Alguns dos maiores nomes de Hollywood consideravam-no um amigo e empresário de confiança. Do jovem “medonho”, com “acne” e “peso a mais” que nunca foi “de ter namoradas ou encontros”, Harvey Weinstein passou a magnata do cinema, rodeado de mulheres, amigos e celebridades que faziam vénias ao seu trabalho e conquistas. Construiu um império do nada e foi um dos nomes mais importantes da indústria cinematográfica. Agora é o “monstro de Hollywood” e o “predador sexual”, cujo lastro de escândalo, que incendiou o movimento #MeToo, começa esta semana a ser julgado em Nova Iorque, depois de um adiamento motivado pela soma de novas acusações.

Uma queda vertiginosa que ainda assim não compromete a fé do arguido. Num troca recente de emails com a CNN, Weinstein confia mesmo no seu regresso uma vez resolvido o caso. “Vai implicar algum trabalho para reconstruir”, admite no entanto, sobre o seu papel na indústria do cinema, e a leste de um dos cenários mais drásticos em cima da mesa: a possibilidade de incorrer numa pena de prisão perpétua. Já em dezembro, foi duramente criticado na sequência de uma entrevista dada ao New York Post, na qual se apresentava como “um homem esquecido”. De imediato, grupos como o Silent Breakers, movimento de mulheres que rejeitam silenciar o caso e esquecer o efeito nefasto de Harvey, sublinharam que o antigo magnata será sempre recordado. Pelos piores motivos.

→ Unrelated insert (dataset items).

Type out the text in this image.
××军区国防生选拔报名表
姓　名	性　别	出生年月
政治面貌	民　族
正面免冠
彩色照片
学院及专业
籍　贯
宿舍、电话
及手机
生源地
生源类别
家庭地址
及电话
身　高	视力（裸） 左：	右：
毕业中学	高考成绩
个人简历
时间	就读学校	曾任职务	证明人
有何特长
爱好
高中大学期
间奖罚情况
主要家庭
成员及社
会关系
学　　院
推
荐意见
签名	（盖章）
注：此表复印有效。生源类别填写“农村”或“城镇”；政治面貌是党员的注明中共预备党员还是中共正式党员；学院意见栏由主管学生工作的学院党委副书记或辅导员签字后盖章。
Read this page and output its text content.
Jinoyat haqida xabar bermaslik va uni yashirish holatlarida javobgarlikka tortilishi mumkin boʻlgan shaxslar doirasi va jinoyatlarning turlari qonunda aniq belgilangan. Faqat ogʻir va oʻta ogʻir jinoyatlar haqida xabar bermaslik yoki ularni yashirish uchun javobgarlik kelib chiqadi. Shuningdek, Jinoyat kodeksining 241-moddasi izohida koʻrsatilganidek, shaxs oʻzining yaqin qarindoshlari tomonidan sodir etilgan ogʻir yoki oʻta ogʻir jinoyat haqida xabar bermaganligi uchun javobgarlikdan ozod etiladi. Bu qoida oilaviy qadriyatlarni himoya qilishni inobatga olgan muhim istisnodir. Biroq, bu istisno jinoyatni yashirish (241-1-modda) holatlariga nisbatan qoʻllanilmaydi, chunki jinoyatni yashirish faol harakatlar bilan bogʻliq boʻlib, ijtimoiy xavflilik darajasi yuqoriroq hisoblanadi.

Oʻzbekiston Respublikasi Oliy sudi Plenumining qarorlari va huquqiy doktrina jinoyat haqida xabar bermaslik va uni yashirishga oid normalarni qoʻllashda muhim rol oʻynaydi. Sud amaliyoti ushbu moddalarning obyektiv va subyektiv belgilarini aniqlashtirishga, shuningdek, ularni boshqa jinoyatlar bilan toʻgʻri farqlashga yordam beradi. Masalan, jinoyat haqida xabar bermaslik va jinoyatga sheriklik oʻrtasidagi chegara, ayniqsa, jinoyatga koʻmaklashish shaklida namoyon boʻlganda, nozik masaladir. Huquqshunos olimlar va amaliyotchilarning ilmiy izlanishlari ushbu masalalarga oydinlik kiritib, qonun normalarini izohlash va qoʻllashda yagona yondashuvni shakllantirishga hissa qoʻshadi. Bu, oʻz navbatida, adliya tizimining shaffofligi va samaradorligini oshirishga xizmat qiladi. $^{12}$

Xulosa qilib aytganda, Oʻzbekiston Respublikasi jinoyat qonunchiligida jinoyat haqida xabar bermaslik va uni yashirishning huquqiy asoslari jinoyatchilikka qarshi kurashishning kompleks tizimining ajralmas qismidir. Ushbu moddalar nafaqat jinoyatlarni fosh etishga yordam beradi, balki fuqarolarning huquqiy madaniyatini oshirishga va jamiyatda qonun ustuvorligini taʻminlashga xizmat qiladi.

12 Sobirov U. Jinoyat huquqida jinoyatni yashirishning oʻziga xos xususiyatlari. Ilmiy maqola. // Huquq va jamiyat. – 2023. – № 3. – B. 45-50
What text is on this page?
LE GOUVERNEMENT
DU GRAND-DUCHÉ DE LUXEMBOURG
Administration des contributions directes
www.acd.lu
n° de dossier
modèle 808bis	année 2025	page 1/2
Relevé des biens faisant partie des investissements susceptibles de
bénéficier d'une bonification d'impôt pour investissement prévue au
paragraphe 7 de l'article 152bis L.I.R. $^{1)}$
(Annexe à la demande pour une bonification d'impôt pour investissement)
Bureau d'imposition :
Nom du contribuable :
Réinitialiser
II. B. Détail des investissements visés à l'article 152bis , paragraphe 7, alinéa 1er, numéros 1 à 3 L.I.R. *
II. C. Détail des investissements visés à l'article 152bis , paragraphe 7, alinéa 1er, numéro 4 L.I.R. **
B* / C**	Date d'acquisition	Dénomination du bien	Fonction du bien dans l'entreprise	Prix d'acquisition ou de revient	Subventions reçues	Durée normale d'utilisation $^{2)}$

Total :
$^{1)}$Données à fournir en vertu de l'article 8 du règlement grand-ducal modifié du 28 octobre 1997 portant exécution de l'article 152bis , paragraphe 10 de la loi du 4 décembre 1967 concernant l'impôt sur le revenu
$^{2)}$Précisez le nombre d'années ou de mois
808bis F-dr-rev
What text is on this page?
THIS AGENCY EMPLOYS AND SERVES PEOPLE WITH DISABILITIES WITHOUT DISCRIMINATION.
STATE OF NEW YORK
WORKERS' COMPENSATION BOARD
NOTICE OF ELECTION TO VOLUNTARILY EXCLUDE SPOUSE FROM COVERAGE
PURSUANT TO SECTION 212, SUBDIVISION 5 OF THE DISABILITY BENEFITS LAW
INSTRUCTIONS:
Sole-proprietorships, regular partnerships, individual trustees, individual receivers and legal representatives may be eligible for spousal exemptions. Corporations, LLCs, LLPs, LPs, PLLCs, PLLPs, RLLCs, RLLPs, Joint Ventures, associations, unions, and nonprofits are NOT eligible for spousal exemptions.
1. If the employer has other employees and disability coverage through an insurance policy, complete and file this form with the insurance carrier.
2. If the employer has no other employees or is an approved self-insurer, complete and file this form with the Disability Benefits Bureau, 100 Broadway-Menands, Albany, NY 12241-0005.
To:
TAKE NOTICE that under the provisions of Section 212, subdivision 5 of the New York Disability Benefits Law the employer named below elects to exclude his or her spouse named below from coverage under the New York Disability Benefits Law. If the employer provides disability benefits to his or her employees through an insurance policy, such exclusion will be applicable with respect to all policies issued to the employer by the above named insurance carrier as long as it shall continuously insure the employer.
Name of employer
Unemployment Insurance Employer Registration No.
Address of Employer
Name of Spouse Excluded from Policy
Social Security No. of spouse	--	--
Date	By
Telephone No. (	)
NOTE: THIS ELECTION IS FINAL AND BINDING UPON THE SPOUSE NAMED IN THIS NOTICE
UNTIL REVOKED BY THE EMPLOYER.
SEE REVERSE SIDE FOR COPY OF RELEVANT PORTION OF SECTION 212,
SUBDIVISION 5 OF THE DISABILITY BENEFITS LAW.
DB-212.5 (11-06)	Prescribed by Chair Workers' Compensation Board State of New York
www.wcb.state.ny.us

O produtor norte-americano passou de adorado a odiado depois de dezenas de mulheres o terem acusado publicamente, em outubro de 2017, de conduta sexual imprópria. Os testemunhos foram publicados primeiro pelo New York Times e depois pela revista The New Yorker. As investigações foram o início daquele que viria a ser um dos maiores escândalos que abalou Hollywood. Abuso sexual, violação, assédio: são estas as palavras que hoje se associam àquele que foi um dos homens mais influentes do entretenimento. Depois da ascensão – com altos e baixos pelo caminho –, Weinstein caiu em desgraça. O homem que mudou a forma como se olha para o cinema é o exemplo perfeito de como em Hollywood se pode subir bem alto, mas também descer a pique.

Entretanto, a estratégia seguida pela defesa de Weinstein, encabeçada por Donna Rotunno, poderá basear-se num argumento de “senso comum” — o de que uma vítima não costuma manter contacto com o predador, como terá acontecido em alguns casos.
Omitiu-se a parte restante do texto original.